Thursday, October 1, 2020


Caught the 1965 Stanley Kramer film production of Katherine Anne Porter's SHIP OF FOOLS the other night and was reminded of the crush I've had on the French actress Simone Signoret since I first caught a glimpse of her on TV at some mid-1950s Oscar event. The most womanly woman to ever perform in movies, her unique blend of strength, independence, and sensuality made her screen presence provocative, inspiring, and comforting all at once. Talk about comfortable in your own skin (at least as it came across to me).

There's other reasons to watch this movie about a ship full of people sailing from Mexico to a stop in Cuba and then on to Germany in 1933 during the rise of Hitler and nazism, including an unexpected (ironic?) performance for Puetro Rican born Jose Ferrer as the emblematic "German" Nazi supporter and Lee Marvin as a predatory "American" racist, misogynist, clueless rube.

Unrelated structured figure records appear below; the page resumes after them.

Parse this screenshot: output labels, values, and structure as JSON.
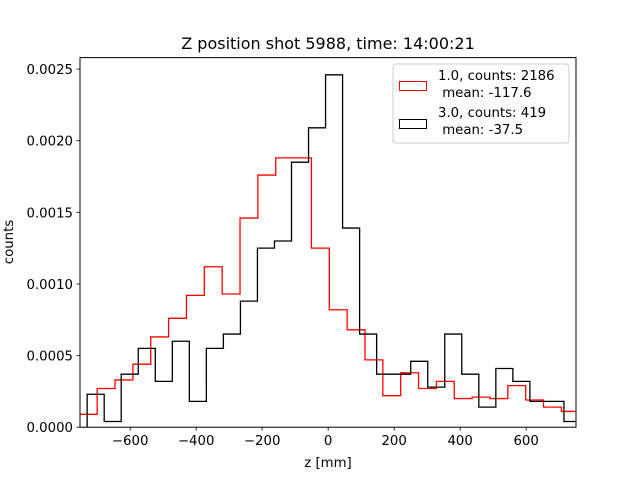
{
  "chart_data": {
    "type": "histogram",
    "title": "Z position shot 5988, time: 14:00:21",
    "xlabel": "z [mm]",
    "ylabel": "counts",
    "xlim": [
      -752,
      751
    ],
    "ylim": [
      0,
      0.00258
    ],
    "grid": false,
    "legend_position": "top-right",
    "x_ticks": [
      -600,
      -400,
      -200,
      0,
      200,
      400,
      600
    ],
    "x_tick_labels": [
      "−600",
      "−400",
      "−200",
      "0",
      "200",
      "400",
      "600"
    ],
    "y_ticks": [
      0,
      0.0005,
      0.001,
      0.0015,
      0.002,
      0.0025
    ],
    "y_tick_labels": [
      "0.0000",
      "0.0005",
      "0.0010",
      "0.0015",
      "0.0020",
      "0.0025"
    ],
    "series": [
      {
        "name": "1.0",
        "legend_line1": "1.0, counts: 2186",
        "legend_line2": " mean: -117.6",
        "color": "#ff0000",
        "bin_start": -754,
        "bin_width": 54.1,
        "values": [
          9e-05,
          0.00027,
          0.00033,
          0.00044,
          0.00063,
          0.00076,
          0.00092,
          0.00112,
          0.00093,
          0.00146,
          0.00176,
          0.00188,
          0.00188,
          0.00125,
          0.00082,
          0.00068,
          0.00047,
          0.00022,
          0.00038,
          0.00027,
          0.00032,
          0.0002,
          0.00021,
          0.0002,
          0.00029,
          0.00019,
          0.00014,
          0.00011
        ]
      },
      {
        "name": "3.0",
        "legend_line1": "3.0, counts: 419",
        "legend_line2": " mean: -37.5",
        "color": "#000000",
        "bin_start": -730.3,
        "bin_width": 51.6,
        "values": [
          0.00023,
          4e-05,
          0.00037,
          0.00055,
          0.00032,
          0.0006,
          0.00018,
          0.00055,
          0.00065,
          0.00088,
          0.00125,
          0.0013,
          0.00185,
          0.00209,
          0.00246,
          0.00139,
          0.00065,
          0.00037,
          0.00037,
          0.00046,
          0.00028,
          0.00065,
          0.00037,
          0.00014,
          0.00041,
          0.00032,
          0.00018,
          0.00018,
          4e-05
        ]
      }
    ]
  }
}
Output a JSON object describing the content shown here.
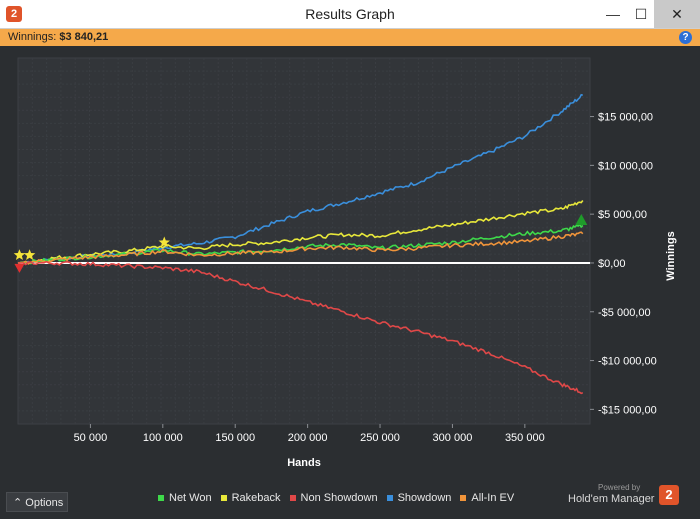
{
  "window": {
    "title": "Results Graph",
    "app_icon_glyph": "2",
    "minimize_glyph": "—",
    "maximize_glyph": "☐",
    "close_glyph": "✕"
  },
  "infobar": {
    "label": "Winnings:",
    "value": "$3 840,21",
    "help_glyph": "?"
  },
  "footer": {
    "options_label": "Options",
    "options_icon": "chevron-up-icon",
    "powered_by": "Powered by",
    "brand": "Hold'em Manager",
    "brand_logo_glyph": "2"
  },
  "chart_data": {
    "type": "line",
    "xlabel": "Hands",
    "ylabel": "Winnings",
    "xlim": [
      0,
      395000
    ],
    "ylim": [
      -16500,
      21000
    ],
    "x_ticks": [
      50000,
      100000,
      150000,
      200000,
      250000,
      300000,
      350000
    ],
    "x_tick_labels": [
      "50 000",
      "100 000",
      "150 000",
      "200 000",
      "250 000",
      "300 000",
      "350 000"
    ],
    "y_ticks": [
      15000,
      10000,
      5000,
      0,
      -5000,
      -10000,
      -15000
    ],
    "y_tick_labels": [
      "$15 000,00",
      "$10 000,00",
      "$5 000,00",
      "$0,00",
      "-$5 000,00",
      "-$10 000,00",
      "-$15 000,00"
    ],
    "grid": true,
    "background": "#323539",
    "series": [
      {
        "name": "Showdown",
        "color": "#3a8fdc",
        "x": [
          0,
          25000,
          50000,
          75000,
          100000,
          125000,
          150000,
          175000,
          200000,
          225000,
          250000,
          275000,
          300000,
          325000,
          350000,
          375000,
          390000
        ],
        "y": [
          0,
          400,
          700,
          1000,
          1600,
          2000,
          2700,
          4000,
          5300,
          6200,
          7200,
          8200,
          9800,
          11300,
          13000,
          15500,
          17200
        ]
      },
      {
        "name": "Rakeback",
        "color": "#e8e83a",
        "x": [
          0,
          25000,
          50000,
          75000,
          100000,
          125000,
          150000,
          175000,
          200000,
          225000,
          250000,
          275000,
          300000,
          325000,
          350000,
          375000,
          390000
        ],
        "y": [
          0,
          500,
          900,
          1200,
          1700,
          1500,
          1900,
          2100,
          2600,
          2900,
          2800,
          3400,
          3900,
          4500,
          5100,
          5500,
          6400
        ]
      },
      {
        "name": "Net Won",
        "color": "#3ed94a",
        "x": [
          0,
          25000,
          50000,
          75000,
          100000,
          125000,
          150000,
          175000,
          200000,
          225000,
          250000,
          275000,
          300000,
          325000,
          350000,
          375000,
          390000
        ],
        "y": [
          0,
          350,
          650,
          900,
          1300,
          900,
          1100,
          1300,
          1700,
          1900,
          1500,
          1800,
          2100,
          2600,
          3000,
          3300,
          3840
        ]
      },
      {
        "name": "All-In EV",
        "color": "#f0943a",
        "x": [
          0,
          25000,
          50000,
          75000,
          100000,
          125000,
          150000,
          175000,
          200000,
          225000,
          250000,
          275000,
          300000,
          325000,
          350000,
          375000,
          390000
        ],
        "y": [
          0,
          300,
          600,
          850,
          1200,
          800,
          1000,
          1100,
          1500,
          1600,
          1300,
          1500,
          1800,
          2000,
          2200,
          2700,
          3000
        ]
      },
      {
        "name": "Non Showdown",
        "color": "#e04848",
        "x": [
          0,
          25000,
          50000,
          75000,
          100000,
          125000,
          150000,
          175000,
          200000,
          225000,
          250000,
          275000,
          300000,
          325000,
          350000,
          375000,
          390000
        ],
        "y": [
          0,
          0,
          -100,
          -300,
          -500,
          -900,
          -1900,
          -2900,
          -4000,
          -5000,
          -6100,
          -7000,
          -8000,
          -9200,
          -10700,
          -12400,
          -13300
        ]
      }
    ],
    "markers": [
      {
        "kind": "star",
        "x": 1000,
        "y": 800,
        "color": "#f5e43a"
      },
      {
        "kind": "star",
        "x": 8000,
        "y": 800,
        "color": "#f5e43a"
      },
      {
        "kind": "star",
        "x": 101000,
        "y": 2100,
        "color": "#f5e43a"
      },
      {
        "kind": "triangle-down",
        "x": 1000,
        "y": -500,
        "color": "#e03030"
      },
      {
        "kind": "triangle-up",
        "x": 389000,
        "y": 4400,
        "color": "#1f9b2a"
      }
    ],
    "zero_line_color": "#ffffff",
    "legend_position": "bottom",
    "legend_order": [
      "Net Won",
      "Rakeback",
      "Non Showdown",
      "Showdown",
      "All-In EV"
    ]
  }
}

There are other lesser known actors who keep it real, (and the better known George Sagal who doesn't), but the two main reasons to watch this film are Vivien Leigh in her last movie role, magnificent as always despite being in the final stages of her mental illness (including shock treatments during filming) and Simone Signoret. Her realistic portrayal of a once powerful and wealthy "woman of certain age" who suffers from drug addiction on her way to prison for helping the less fortunate in rebellion against their exploiters is one of the greatest film performances ever. At least to me.